Buna Süleyman Demirel’in Fırat’taki sağır çobanı bile inanmaz.
* * *
Peki, tüm bu kişileri kim dinliyor olabilir? 3 şık var:
1) Hükümet korku cumhuriyeti kurmak için hasmı addettiği herkesi dinlemektedir.
2) Seçimlerde AKP’ye destek vermiş, bunun karşılığında devlete sızmış örgüt, cemaat, çete, grup, devletin alet ve edevatı ile hasmı kabul ettiği herkesi dinlemektedir.
3) Tersine AKP’nin hasmı bir örgüt, cemaat, çete, grup AKP’yi güç duruma düşürmek, belki de bir darbe ortamı yaratmak için, yine devletin bir bölümünden destek alarak dinleme yapmaktadır.
* * *
Ben 1. şıkka hiçbir ihtimal vermiyorum. Hükümetin bu kadar şaşkın olabileceğini düşünemiyorum. Ancak, 2. ve 3. şık ihtimal dahilinde.

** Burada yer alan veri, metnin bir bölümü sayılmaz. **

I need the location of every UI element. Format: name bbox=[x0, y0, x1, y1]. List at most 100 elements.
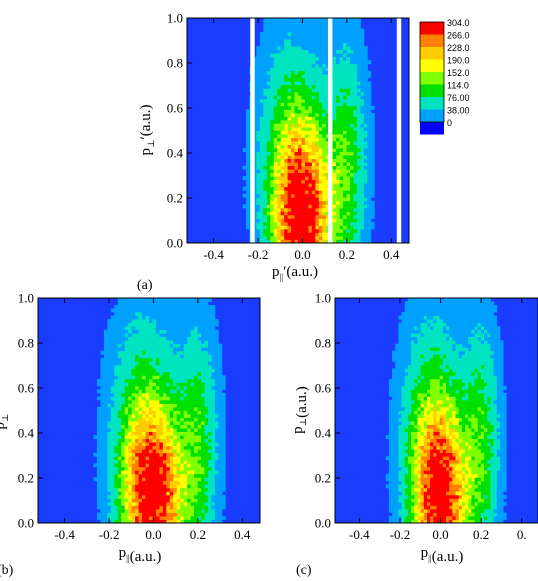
heatmap-cell bbox=[259, 109, 264, 114]
heatmap-cell bbox=[263, 155, 268, 160]
heatmap-cell bbox=[370, 193, 375, 198]
heatmap-cell bbox=[353, 148, 358, 152]
heatmap-cell bbox=[107, 399, 112, 404]
heatmap-cell bbox=[211, 449, 216, 454]
heatmap-cell bbox=[304, 204, 309, 209]
heatmap-cell bbox=[190, 477, 195, 482]
heatmap-cell bbox=[114, 466, 119, 471]
heatmap-cell bbox=[308, 77, 313, 82]
heatmap-cell bbox=[96, 445, 101, 450]
heatmap-cell bbox=[343, 63, 347, 68]
heatmap-cell bbox=[100, 505, 105, 510]
heatmap-cell bbox=[214, 375, 219, 380]
heatmap-cell bbox=[173, 406, 178, 411]
heatmap-cell bbox=[322, 105, 327, 110]
heatmap-cell bbox=[392, 385, 396, 390]
heatmap-cell bbox=[308, 155, 313, 160]
heatmap-cell bbox=[214, 459, 219, 464]
heatmap-cell bbox=[298, 207, 302, 212]
heatmap-cell bbox=[273, 46, 278, 51]
heatmap-cell bbox=[356, 95, 361, 100]
heatmap-cell bbox=[128, 385, 133, 390]
heatmap-cell bbox=[190, 329, 195, 334]
heatmap-cell bbox=[259, 158, 264, 163]
heatmap-cell bbox=[107, 463, 112, 468]
heatmap-cell bbox=[401, 357, 406, 362]
heatmap-cell bbox=[318, 176, 323, 181]
heatmap-cell bbox=[277, 42, 282, 47]
heatmap-cell bbox=[110, 308, 115, 313]
heatmap-cell bbox=[180, 343, 185, 348]
heatmap-cell bbox=[207, 322, 212, 327]
heatmap-cell bbox=[218, 364, 223, 369]
heatmap-cell bbox=[360, 46, 365, 51]
heatmap-cell bbox=[284, 221, 288, 226]
heatmap-cell bbox=[256, 179, 261, 184]
heatmap-cell bbox=[124, 312, 129, 316]
heatmap-cell bbox=[392, 512, 396, 517]
heatmap-cell bbox=[298, 193, 302, 198]
heatmap-cell bbox=[159, 414, 164, 418]
heatmap-cell bbox=[218, 484, 223, 489]
heatmap-cell bbox=[370, 169, 375, 174]
heatmap-cell bbox=[294, 81, 299, 86]
heatmap-cell bbox=[131, 406, 136, 411]
heatmap-cell bbox=[332, 193, 337, 198]
heatmap-cell bbox=[166, 477, 171, 482]
heatmap-cell bbox=[294, 193, 299, 198]
heatmap-cell bbox=[284, 158, 288, 163]
heatmap-cell bbox=[360, 119, 365, 124]
heatmap-cell bbox=[270, 116, 275, 121]
heatmap-cell bbox=[169, 459, 174, 464]
heatmap-cell bbox=[110, 333, 115, 338]
heatmap-cell bbox=[96, 378, 101, 383]
heatmap-cell bbox=[142, 375, 146, 380]
heatmap-cell bbox=[207, 466, 212, 471]
heatmap-cell bbox=[166, 298, 171, 302]
heatmap-cell bbox=[145, 385, 150, 390]
heatmap-cell bbox=[214, 371, 219, 376]
heatmap-cell bbox=[407, 456, 412, 461]
heatmap-cell bbox=[367, 221, 372, 226]
heatmap-cell bbox=[353, 165, 358, 170]
heatmap-cell bbox=[259, 235, 264, 240]
heatmap-cell bbox=[392, 480, 396, 485]
heatmap-cell bbox=[100, 487, 105, 492]
heatmap-cell bbox=[131, 515, 136, 520]
heatmap-cell bbox=[280, 186, 285, 191]
heatmap-cell bbox=[211, 403, 216, 408]
heatmap-cell bbox=[96, 515, 101, 520]
heatmap-cell bbox=[298, 179, 302, 184]
heatmap-cell bbox=[339, 63, 344, 68]
heatmap-cell bbox=[266, 81, 271, 86]
heatmap-cell bbox=[138, 305, 143, 309]
heatmap-cell bbox=[270, 186, 275, 191]
heatmap-cell bbox=[194, 368, 198, 373]
heatmap-cell bbox=[131, 442, 136, 447]
colorbar-swatch bbox=[420, 34, 444, 47]
heatmap-cell bbox=[367, 204, 372, 209]
heatmap-cell bbox=[336, 197, 341, 202]
heatmap-cell bbox=[385, 477, 390, 482]
heatmap-cell bbox=[322, 28, 327, 33]
heatmap-cell bbox=[135, 357, 139, 362]
heatmap-cell bbox=[311, 211, 316, 216]
heatmap-cell bbox=[270, 112, 275, 117]
heatmap-cell bbox=[353, 232, 358, 237]
heatmap-cell bbox=[142, 442, 146, 447]
heatmap-cell bbox=[103, 403, 108, 408]
heatmap-cell bbox=[404, 333, 409, 338]
heatmap-cell bbox=[356, 25, 361, 29]
heatmap-cell bbox=[395, 508, 399, 513]
heatmap-cell bbox=[252, 218, 257, 223]
heatmap-cell bbox=[100, 456, 105, 461]
heatmap-cell bbox=[291, 60, 295, 65]
heatmap-cell bbox=[142, 329, 146, 334]
heatmap-cell bbox=[135, 498, 139, 503]
heatmap-cell bbox=[218, 378, 223, 383]
heatmap-cell bbox=[166, 336, 171, 341]
heatmap-cell bbox=[214, 473, 219, 478]
heatmap-cell bbox=[221, 392, 226, 397]
heatmap-cell bbox=[322, 239, 327, 244]
heatmap-cell bbox=[273, 155, 278, 160]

Üstelik, 2. ve 3. şık, AKP’yi en az 1. şık kadar yaralayabileceği gibi bir de çaresiz bırakır. Zira, 1. şıkta yine de ipin ucu hükümetin elindedir ama 2. ve 3. şık, hükümetin denetiminin tamamen dışındadır.
2. şıkkı ele alalım. Eğer, bu şık doğru ise, bu durum insana akıllı düşmanından ziyade aptal dostunun zarar verdiğinin en güzel göstergesidir.
AKP bürokrasiye denetleyemediği unsurları sokmuş ise, insanın kendisine vereceği zarar kadar zararı başka kimsenin veremeyeceği sözü de ayrıca anlam kazanır.
Bu durumda AKP Hükümeti, tıpkı Dr. Frankeştayn gibi kendi canavarını yaratmıştır ki artık AKP’ye sadece "Allah yardımcın olsun!" demek gerekir.
* * *
3. şıkkı ele alalım. Kanımca, bu şık da ihtimal dahilinde.
En korkunç durum da bu!
Ben, son CHP dinlemesi hariç, dinlemelerde hükümeti kapatma davası sırasında daha da zor duruma düşürebilecek unsurların rol oynayabileceğini tahmin edebiliyorum.
Nasıl ki Danıştay Cinayeti’nde hálá karanlık noktalar vardır, pekálá dinlemelerde sağ gösterip sol vurmak isteyenler olabilir.
Ancak, bu ihtimalde hükümet açısından durum daha da vahim hál alabilir.
Düşünün, iktidar olmuşsunuz ama muktedir olamamışsınız ki, her ne kadar bürokrasiyi ele geçirmek için amansız mücadele veriyor olsanız da emriniz altındaki bazı insanlara söz geçiremediğiniz gibi, onlar harıl harıl ve pervasızca altınızı oymaya devam ediyorlar.
Üstelik, devleti kullanıyorlar.
Tekrar ediyorum, devlet aygıtının bir bölümünden destek almadan herhangi bir ülkede kimse kimseyi sistematik dinleyemez.
* * *
Telekulak, AKP’nin kulağında ağır enfeksiyon oluşturabilir!